1. 在本次實驗中，2048 維特徵的分類性能略高於 1000 維特徵。
高維特徵保留了更多的結構化信息，對 Food101 這樣的多類別數據集可能更為適合。
應用場景的選擇:

2. 如果計算資源有限，使用 1000 維特徵可以減少存儲和計算成本，同時保持接近的分類性能。
如果對分類精度要求較高，尤其是對 Macro-average F1 的要求更高，可以選擇 2048 維特徵。
未來優化方向:

3. 嘗試其他分類器（例如 SVM 或神經網路）進一步提升分類性能。
探討對 ResNet50 特徵進行微調（Fine-tuning），可能進一步提升 1000 維特徵的性能。

### **第三題**

In [16]:
# 1.環境準備

from torchvision import transforms

# 訓練數據的增強
train_transforms = transforms.Compose([
    transforms.RandomResizedCrop(224),  # 隨機裁剪
    transforms.RandomHorizontalFlip(),  # 隨機水平翻轉
    transforms.ToTensor(),
    transforms.Normalize(mean=[0.485, 0.456, 0.406], std=[0.229, 0.224, 0.225])
])

# 測試數據的處理
test_transforms = transforms.Compose([
    transforms.CenterCrop(224),  # 中心裁剪
    transforms.ToTensor(),
    transforms.Normalize(mean=[0.485, 0.456, 0.406], std=[0.229, 0.224, 0.225])
])


In [19]:
#數據加載

from torchvision.datasets import ImageFolder
from torch.utils.data import DataLoader

# 訓練集和測試集加載
train_dataset = ImageFolder(root='./food101/food-101/images', transform=train_transforms)
test_dataset = ImageFolder(root='./food101/food-101/images', transform=test_transforms)

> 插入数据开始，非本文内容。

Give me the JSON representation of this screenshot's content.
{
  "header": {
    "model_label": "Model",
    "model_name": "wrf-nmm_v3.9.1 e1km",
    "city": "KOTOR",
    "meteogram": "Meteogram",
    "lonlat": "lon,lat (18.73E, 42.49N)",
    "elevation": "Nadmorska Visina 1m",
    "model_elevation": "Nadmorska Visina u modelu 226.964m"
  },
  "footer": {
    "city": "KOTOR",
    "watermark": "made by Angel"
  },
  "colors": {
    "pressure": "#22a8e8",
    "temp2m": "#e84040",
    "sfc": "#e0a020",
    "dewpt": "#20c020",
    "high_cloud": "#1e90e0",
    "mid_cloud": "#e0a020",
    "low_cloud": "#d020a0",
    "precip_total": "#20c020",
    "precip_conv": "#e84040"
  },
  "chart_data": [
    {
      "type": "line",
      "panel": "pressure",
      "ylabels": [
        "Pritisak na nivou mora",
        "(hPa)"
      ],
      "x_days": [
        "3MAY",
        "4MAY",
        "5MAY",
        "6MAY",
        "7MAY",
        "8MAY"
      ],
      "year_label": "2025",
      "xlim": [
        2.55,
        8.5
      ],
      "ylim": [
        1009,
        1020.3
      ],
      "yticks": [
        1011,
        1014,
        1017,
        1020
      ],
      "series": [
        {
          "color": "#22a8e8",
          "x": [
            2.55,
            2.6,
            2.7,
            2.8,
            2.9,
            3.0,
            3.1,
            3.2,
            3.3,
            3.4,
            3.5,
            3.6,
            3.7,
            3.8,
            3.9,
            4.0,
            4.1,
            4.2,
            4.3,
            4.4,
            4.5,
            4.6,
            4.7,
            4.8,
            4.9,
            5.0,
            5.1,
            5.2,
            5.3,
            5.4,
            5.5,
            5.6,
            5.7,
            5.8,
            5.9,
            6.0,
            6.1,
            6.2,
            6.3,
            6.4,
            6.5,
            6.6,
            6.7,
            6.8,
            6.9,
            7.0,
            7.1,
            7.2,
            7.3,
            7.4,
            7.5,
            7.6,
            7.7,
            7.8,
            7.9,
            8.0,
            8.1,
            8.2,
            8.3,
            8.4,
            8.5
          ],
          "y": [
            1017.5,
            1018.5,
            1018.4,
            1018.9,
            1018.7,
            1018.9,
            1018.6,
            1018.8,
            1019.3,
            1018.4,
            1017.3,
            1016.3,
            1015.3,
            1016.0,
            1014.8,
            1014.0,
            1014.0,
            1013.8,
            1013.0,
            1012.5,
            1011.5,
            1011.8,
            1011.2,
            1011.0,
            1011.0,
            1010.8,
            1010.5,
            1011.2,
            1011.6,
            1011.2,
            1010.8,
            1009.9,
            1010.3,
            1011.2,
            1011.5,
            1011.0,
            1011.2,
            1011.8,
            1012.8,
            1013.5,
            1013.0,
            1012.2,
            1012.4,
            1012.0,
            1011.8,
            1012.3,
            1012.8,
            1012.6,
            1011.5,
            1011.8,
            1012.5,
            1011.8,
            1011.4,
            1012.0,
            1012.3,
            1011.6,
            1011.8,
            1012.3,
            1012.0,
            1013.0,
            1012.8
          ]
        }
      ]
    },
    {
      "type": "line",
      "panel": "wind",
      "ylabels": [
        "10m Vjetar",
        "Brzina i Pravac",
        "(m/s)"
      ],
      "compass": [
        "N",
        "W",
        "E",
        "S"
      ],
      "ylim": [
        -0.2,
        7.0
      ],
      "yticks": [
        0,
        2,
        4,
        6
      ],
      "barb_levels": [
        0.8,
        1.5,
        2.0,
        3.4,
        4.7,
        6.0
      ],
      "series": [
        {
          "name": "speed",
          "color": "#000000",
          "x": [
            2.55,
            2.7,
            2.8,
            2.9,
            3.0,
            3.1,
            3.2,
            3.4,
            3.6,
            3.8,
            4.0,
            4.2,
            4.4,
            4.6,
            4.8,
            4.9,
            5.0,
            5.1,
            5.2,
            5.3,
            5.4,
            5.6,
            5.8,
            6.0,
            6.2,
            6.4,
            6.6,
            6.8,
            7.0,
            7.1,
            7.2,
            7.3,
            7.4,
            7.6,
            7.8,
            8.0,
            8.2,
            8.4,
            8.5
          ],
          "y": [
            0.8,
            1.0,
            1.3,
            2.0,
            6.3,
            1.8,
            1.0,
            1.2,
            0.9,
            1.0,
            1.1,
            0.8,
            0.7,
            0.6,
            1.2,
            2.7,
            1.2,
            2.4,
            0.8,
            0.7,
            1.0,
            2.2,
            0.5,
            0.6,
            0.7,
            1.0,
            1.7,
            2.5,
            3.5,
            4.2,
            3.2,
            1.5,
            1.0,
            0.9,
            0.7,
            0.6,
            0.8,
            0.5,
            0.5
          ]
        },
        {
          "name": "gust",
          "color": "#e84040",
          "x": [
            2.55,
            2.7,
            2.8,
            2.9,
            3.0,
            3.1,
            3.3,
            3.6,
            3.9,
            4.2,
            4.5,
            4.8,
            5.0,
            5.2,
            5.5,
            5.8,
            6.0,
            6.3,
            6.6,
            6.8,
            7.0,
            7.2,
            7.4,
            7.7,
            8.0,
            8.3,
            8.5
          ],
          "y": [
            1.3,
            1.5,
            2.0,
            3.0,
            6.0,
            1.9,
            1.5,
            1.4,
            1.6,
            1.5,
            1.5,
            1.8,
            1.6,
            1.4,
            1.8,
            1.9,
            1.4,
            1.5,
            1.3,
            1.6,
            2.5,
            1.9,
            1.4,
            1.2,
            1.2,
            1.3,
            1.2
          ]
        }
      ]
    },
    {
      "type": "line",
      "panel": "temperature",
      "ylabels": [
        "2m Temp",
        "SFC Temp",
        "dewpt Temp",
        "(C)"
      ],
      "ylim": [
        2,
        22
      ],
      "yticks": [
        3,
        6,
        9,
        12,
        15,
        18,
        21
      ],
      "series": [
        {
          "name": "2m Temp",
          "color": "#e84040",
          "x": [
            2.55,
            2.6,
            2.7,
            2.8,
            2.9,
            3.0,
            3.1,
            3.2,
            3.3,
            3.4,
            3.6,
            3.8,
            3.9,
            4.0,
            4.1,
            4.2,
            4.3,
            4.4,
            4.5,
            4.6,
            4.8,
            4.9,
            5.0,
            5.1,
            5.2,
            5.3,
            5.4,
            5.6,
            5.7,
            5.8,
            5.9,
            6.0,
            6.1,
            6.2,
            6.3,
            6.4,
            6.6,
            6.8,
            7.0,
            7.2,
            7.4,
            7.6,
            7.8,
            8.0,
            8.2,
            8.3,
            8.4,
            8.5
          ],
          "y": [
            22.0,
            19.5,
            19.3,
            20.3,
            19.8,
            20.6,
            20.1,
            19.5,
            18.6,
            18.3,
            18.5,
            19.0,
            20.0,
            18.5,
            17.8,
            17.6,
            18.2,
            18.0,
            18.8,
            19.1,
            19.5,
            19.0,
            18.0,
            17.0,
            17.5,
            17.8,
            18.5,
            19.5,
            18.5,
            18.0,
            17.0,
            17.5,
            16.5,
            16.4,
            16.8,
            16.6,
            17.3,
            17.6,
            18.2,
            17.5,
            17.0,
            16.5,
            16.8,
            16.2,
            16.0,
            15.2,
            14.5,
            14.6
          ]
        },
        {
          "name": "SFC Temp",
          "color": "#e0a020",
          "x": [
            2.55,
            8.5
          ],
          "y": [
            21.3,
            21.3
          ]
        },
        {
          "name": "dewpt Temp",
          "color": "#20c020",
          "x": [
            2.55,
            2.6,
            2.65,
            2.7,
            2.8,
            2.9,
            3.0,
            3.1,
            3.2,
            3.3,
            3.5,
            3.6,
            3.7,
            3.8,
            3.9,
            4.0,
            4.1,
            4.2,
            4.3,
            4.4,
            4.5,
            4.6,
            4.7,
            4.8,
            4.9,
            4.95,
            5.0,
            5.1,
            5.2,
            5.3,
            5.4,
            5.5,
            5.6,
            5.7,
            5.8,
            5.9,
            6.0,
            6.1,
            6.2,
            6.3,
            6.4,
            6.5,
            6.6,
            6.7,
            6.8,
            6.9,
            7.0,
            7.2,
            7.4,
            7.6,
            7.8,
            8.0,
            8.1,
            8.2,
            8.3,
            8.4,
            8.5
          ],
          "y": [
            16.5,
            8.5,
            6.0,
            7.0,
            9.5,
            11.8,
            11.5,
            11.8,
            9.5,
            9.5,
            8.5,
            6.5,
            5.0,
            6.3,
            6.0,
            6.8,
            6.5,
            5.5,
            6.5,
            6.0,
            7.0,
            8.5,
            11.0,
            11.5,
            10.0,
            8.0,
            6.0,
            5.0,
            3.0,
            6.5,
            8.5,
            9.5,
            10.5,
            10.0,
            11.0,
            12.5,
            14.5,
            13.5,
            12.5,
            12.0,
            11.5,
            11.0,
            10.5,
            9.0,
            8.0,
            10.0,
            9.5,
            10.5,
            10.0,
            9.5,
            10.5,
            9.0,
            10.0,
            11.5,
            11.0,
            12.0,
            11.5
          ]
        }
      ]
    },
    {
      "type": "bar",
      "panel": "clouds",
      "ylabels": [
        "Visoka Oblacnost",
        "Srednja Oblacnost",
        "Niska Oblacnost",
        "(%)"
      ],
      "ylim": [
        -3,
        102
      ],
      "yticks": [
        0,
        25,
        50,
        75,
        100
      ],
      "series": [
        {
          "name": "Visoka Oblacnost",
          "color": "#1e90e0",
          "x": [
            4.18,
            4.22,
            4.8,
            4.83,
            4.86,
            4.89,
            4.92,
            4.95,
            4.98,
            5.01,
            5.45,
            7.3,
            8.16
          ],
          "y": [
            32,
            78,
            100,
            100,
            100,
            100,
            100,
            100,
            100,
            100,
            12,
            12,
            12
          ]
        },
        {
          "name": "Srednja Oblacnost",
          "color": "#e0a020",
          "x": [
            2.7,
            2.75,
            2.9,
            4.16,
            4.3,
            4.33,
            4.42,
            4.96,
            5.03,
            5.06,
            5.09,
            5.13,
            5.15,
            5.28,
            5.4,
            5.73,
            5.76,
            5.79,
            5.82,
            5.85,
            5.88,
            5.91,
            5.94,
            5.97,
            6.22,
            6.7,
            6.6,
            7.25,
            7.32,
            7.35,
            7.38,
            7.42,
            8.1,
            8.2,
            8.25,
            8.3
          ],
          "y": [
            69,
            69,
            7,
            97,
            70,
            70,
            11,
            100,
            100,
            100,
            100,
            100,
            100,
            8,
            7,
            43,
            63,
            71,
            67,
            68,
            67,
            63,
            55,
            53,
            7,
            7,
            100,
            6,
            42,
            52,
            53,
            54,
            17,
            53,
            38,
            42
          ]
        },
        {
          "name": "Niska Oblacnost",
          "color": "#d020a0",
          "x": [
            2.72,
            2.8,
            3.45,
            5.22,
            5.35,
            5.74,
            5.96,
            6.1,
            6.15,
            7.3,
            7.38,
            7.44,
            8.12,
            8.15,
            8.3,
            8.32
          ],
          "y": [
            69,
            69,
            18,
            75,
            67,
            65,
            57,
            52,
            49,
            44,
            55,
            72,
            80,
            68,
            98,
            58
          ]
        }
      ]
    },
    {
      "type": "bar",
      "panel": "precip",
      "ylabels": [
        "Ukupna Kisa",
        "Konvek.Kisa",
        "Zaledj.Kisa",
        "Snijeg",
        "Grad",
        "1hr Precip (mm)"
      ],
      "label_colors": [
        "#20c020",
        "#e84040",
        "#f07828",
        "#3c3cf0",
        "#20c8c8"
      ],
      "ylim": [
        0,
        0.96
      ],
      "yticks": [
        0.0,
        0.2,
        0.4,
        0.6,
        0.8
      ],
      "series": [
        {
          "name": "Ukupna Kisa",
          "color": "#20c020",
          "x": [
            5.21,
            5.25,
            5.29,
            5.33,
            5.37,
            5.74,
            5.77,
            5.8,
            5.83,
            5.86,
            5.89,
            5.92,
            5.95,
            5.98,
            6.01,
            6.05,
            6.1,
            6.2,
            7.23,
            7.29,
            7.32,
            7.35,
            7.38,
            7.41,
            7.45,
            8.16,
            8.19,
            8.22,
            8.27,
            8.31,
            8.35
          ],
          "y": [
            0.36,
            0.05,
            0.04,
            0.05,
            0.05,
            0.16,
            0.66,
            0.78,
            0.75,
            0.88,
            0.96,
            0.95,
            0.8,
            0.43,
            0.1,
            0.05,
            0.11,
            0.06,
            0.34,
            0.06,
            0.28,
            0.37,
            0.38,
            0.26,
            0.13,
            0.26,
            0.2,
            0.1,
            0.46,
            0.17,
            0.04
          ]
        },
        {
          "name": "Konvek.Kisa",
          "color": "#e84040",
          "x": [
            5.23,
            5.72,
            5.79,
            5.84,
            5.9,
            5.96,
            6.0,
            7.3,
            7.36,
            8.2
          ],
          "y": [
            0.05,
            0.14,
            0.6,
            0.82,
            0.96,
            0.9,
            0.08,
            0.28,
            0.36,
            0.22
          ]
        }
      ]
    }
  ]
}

train_loader = DataLoader(train_dataset, batch_size=32, shuffle=True, num_workers=4)
test_loader = DataLoader(test_dataset, batch_size=32, shuffle=False, num_workers=4)


In [20]:
# 2.模型定義

import torch
from torchvision.models import resnet50
import torch.nn as nn

# 載入預訓練模型
model = resnet50(weights="IMAGENET1K_V2")
num_ftrs = model.fc.in_features  # 原始 fc 層的輸入維度
model.fc = nn.Linear(num_ftrs, 101)  # 替換為 101 類別的全連接層


In [21]:
# 全模型調整
for param in model.parameters():
    param.requires_grad = True


In [22]:
# 只調整 fc 層
for param in model.parameters():
    param.requires_grad = False
for param in model.fc.parameters():
    param.requires_grad = True


In [23]:
# 3.訓練與驗證過程
#損失函數與優化器
#使用交叉熵損失和 Adam 優化器進行訓練：

import torch.optim as optim

# 定義損失函數與優化器
criterion = nn.CrossEntropyLoss()
optimizer = optim.Adam(filter(lambda p: p.requires_grad, model.parameters()), lr=0.001)


In [24]:
# Early Stopping
# 根據題目要求，設置 Early Stopping（若驗證集表現 5 個 epoch 無提升則停止訓練）：

class EarlyStopping:
    def __init__(self, patience=5):
        self.patience = patience
        self.counter = 0
        self.best_score = None
        self.early_stop = False

    def __call__(self, val_loss):
        score = -val_loss
        if self.best_score is None or score > self.best_score:
            self.best_score = score
            self.counter = 0
        else:
            self.counter += 1
            if self.counter >= self.patience:
                self.early_stop = True


In [25]:
# 訓練函數

def train_and_validate(model, train_loader, test_loader, criterion, optimizer, device, max_epochs=100):
    model.to(device)
    early_stopping = EarlyStopping(patience=5)
    train_loss_history, val_loss_history = [], []
    train_acc_history, val_acc_history = [], []
    val_f1_history = []

    for epoch in range(max_epochs):
        model.train()
        train_loss, correct, total = 0, 0, 0
        for inputs, targets in train_loader:
            inputs, targets = inputs.to(device), targets.to(device)
            optimizer.zero_grad()
            outputs = model(inputs)
            loss = criterion(outputs, targets)
            loss.backward()
            optimizer.step()

            train_loss += loss.item()
            _, predicted = outputs.max(1)
            total += targets.size(0)
            correct += predicted.eq(targets).sum().item()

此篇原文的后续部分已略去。